There's four assemblies at the NCBI:

https://www.ncbi.nlm.nih.gov/genome/browse/#!/eukaryotes/145/

In case your genes of interest are not annotated, but you know their sequence, why don't you blast them against your genome?

0
Entering edit mode

Thank you both for your answer. Did the sequences of SRY and XIST are complete in the links I published? Actually, the good question is, are they sufficient to do a blast on our genome ?

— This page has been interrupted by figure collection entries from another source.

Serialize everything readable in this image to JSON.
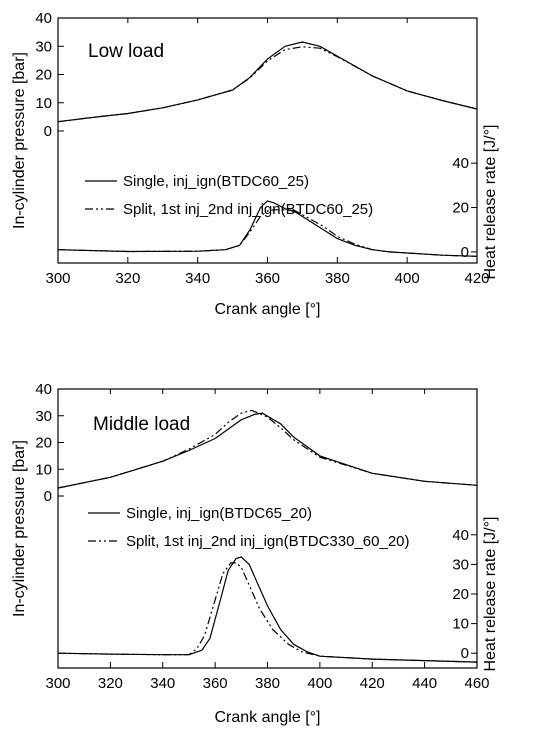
{
  "chart_data": [
    {
      "type": "line",
      "annotation": "Low load",
      "xlabel": "Crank angle [°]",
      "ylabel": "In-cylinder pressure [bar]",
      "y2label": "Heat release rate [J/°]",
      "xlim": [
        300,
        420
      ],
      "x_ticks": [
        300,
        320,
        340,
        360,
        380,
        400,
        420
      ],
      "ylim": [
        0,
        40
      ],
      "y_ticks": [
        0,
        10,
        20,
        30,
        40
      ],
      "y2lim": [
        -5,
        50
      ],
      "y2_ticks": [
        0,
        20,
        40
      ],
      "grid": false,
      "legend_position": "middle",
      "series": [
        {
          "name": "Single, inj_ign(BTDC60_25)",
          "axis": "pressure",
          "style": "solid",
          "x": [
            300,
            310,
            320,
            330,
            340,
            350,
            355,
            360,
            365,
            370,
            375,
            380,
            390,
            400,
            410,
            420
          ],
          "y": [
            3.3,
            4.8,
            6.2,
            8.2,
            11.0,
            14.5,
            19.0,
            25.5,
            30.0,
            31.5,
            30.0,
            26.5,
            19.5,
            14.2,
            10.8,
            7.8
          ]
        },
        {
          "name": "Split, 1st inj_2nd inj_ign(BTDC60_25)",
          "axis": "pressure",
          "style": "dash-dot-dot",
          "x": [
            300,
            310,
            320,
            330,
            340,
            350,
            355,
            360,
            365,
            370,
            375,
            380,
            390,
            400,
            410,
            420
          ],
          "y": [
            3.3,
            4.8,
            6.2,
            8.2,
            11.0,
            14.5,
            18.8,
            24.8,
            28.8,
            29.8,
            29.3,
            26.3,
            19.5,
            14.2,
            10.8,
            7.8
          ]
        },
        {
          "name": "Single, inj_ign(BTDC60_25)",
          "axis": "heat_release",
          "style": "solid",
          "x": [
            300,
            320,
            340,
            348,
            352,
            355,
            358,
            360,
            362,
            365,
            368,
            372,
            376,
            380,
            385,
            390,
            395,
            400,
            410,
            420
          ],
          "y": [
            1.0,
            0.2,
            0.3,
            1.0,
            3.0,
            10.0,
            20.0,
            23.0,
            22.0,
            19.5,
            18.0,
            14.0,
            10.0,
            6.0,
            3.0,
            1.0,
            0.0,
            -0.5,
            -1.5,
            -2.0
          ]
        },
        {
          "name": "Split, 1st inj_2nd inj_ign(BTDC60_25)",
          "axis": "heat_release",
          "style": "dash-dot-dot",
          "x": [
            300,
            320,
            340,
            348,
            352,
            355,
            358,
            360,
            362,
            365,
            368,
            372,
            376,
            380,
            385,
            390,
            395,
            400,
            410,
            420
          ],
          "y": [
            1.0,
            0.2,
            0.3,
            1.0,
            3.0,
            9.0,
            16.0,
            18.5,
            19.0,
            19.0,
            18.5,
            15.0,
            11.5,
            7.0,
            3.5,
            1.0,
            0.0,
            -0.5,
            -1.5,
            -2.0
          ]
        }
      ]
    },
    {
      "type": "line",
      "annotation": "Middle load",
      "xlabel": "Crank angle [°]",
      "ylabel": "In-cylinder pressure [bar]",
      "y2label": "Heat release rate [J/°]",
      "xlim": [
        300,
        460
      ],
      "x_ticks": [
        300,
        320,
        340,
        360,
        380,
        400,
        420,
        440,
        460
      ],
      "ylim": [
        0,
        40
      ],
      "y_ticks": [
        0,
        10,
        20,
        30,
        40
      ],
      "y2lim": [
        -5,
        45
      ],
      "y2_ticks": [
        0,
        10,
        20,
        30,
        40
      ],
      "grid": false,
      "legend_position": "middle",
      "series": [
        {
          "name": "Single, inj_ign(BTDC65_20)",
          "axis": "pressure",
          "style": "solid",
          "x": [
            300,
            320,
            340,
            350,
            360,
            365,
            370,
            375,
            378,
            385,
            390,
            400,
            420,
            440,
            460
          ],
          "y": [
            3.0,
            7.0,
            13.0,
            17.0,
            21.5,
            25.0,
            28.5,
            30.5,
            31.0,
            27.0,
            22.0,
            15.0,
            8.5,
            5.5,
            4.0
          ]
        },
        {
          "name": "Split, 1st inj_2nd inj_ign(BTDC330_60_20)",
          "axis": "pressure",
          "style": "dash-dot-dot",
          "x": [
            300,
            320,
            340,
            350,
            360,
            365,
            370,
            374,
            380,
            385,
            390,
            400,
            420,
            440,
            460
          ],
          "y": [
            3.0,
            7.0,
            13.0,
            17.5,
            23.0,
            27.5,
            31.0,
            32.0,
            29.5,
            25.5,
            21.0,
            14.5,
            8.5,
            5.5,
            4.0
          ]
        },
        {
          "name": "Single, inj_ign(BTDC65_20)",
          "axis": "heat_release",
          "style": "solid",
          "x": [
            300,
            320,
            340,
            350,
            355,
            358,
            362,
            365,
            368,
            370,
            373,
            376,
            380,
            385,
            390,
            395,
            400,
            420,
            440,
            460
          ],
          "y": [
            0.0,
            -0.3,
            -0.5,
            -0.5,
            1.0,
            5.0,
            18.0,
            28.0,
            32.0,
            32.5,
            30.0,
            24.0,
            16.0,
            8.0,
            3.0,
            0.5,
            -1.0,
            -2.0,
            -2.5,
            -3.0
          ]
        },
        {
          "name": "Split, 1st inj_2nd inj_ign(BTDC330_60_20)",
          "axis": "heat_release",
          "style": "dash-dot-dot",
          "x": [
            300,
            320,
            340,
            350,
            353,
            356,
            360,
            363,
            366,
            368,
            370,
            373,
            377,
            382,
            388,
            393,
            400,
            420,
            440,
            460
          ],
          "y": [
            0.0,
            -0.3,
            -0.5,
            -0.5,
            1.5,
            6.0,
            18.0,
            27.0,
            30.5,
            30.5,
            29.0,
            23.0,
            15.0,
            8.0,
            3.0,
            0.5,
            -1.0,
            -2.0,
            -2.5,
            -3.0
          ]
        }
      ]
    }
  ]
}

I am new in this kind of analysis and I did not think it was possible.

Thank you again

Sincerely yours

Emilie

0
Entering edit mode

I tried blasting XIST against against the Horse taxID. Even with regular blastn (dissimilar sequences) there are no significant hits other than to the accession itself. Take a look for yourself here (NCBI blast link will expire in 2 days).

While we don't recommend using a reduced representation of the genome when searching with NGS data in this case you could simply make a database with the two genes you have or use suggestion @h.mon made below to look at k-mer signatures.

0
Entering edit mode
17 months ago
h.mon 33k

You can find the NCBI GTF annotation for the EquCab3.0 here:

ftp://ftp.ncbi.nlm.nih.gov/genomes/all/GCF/002/863/925/GCF_002863925.1_EquCab3.0/

Note this is the same genome as the Ensembl 99 Equus caballus genome, only the annotations are different.

However: SRY maps to the Y chromosome, which is typically unassembled, as it mostly consists of repetitive DNA. In fact, this particular assembly - EquCab3.0 - of the genome is from a female, so you shouldn't find any SRY genes, anyway.

It indeed seems XIST is missing from the Equus caballus annotation from both sources. You could blast XIST orthologs against the genome to see if you can find good hits. XIST is a non-coding gene, which are still harder to annotate than protein coding genes.

As a work around:

You could try to quickly filter the RNAseq by kmer-matching with bbduk against the SRY and XIST Equus caballus sequences. If you have some known samples, you can determine if this method is effective.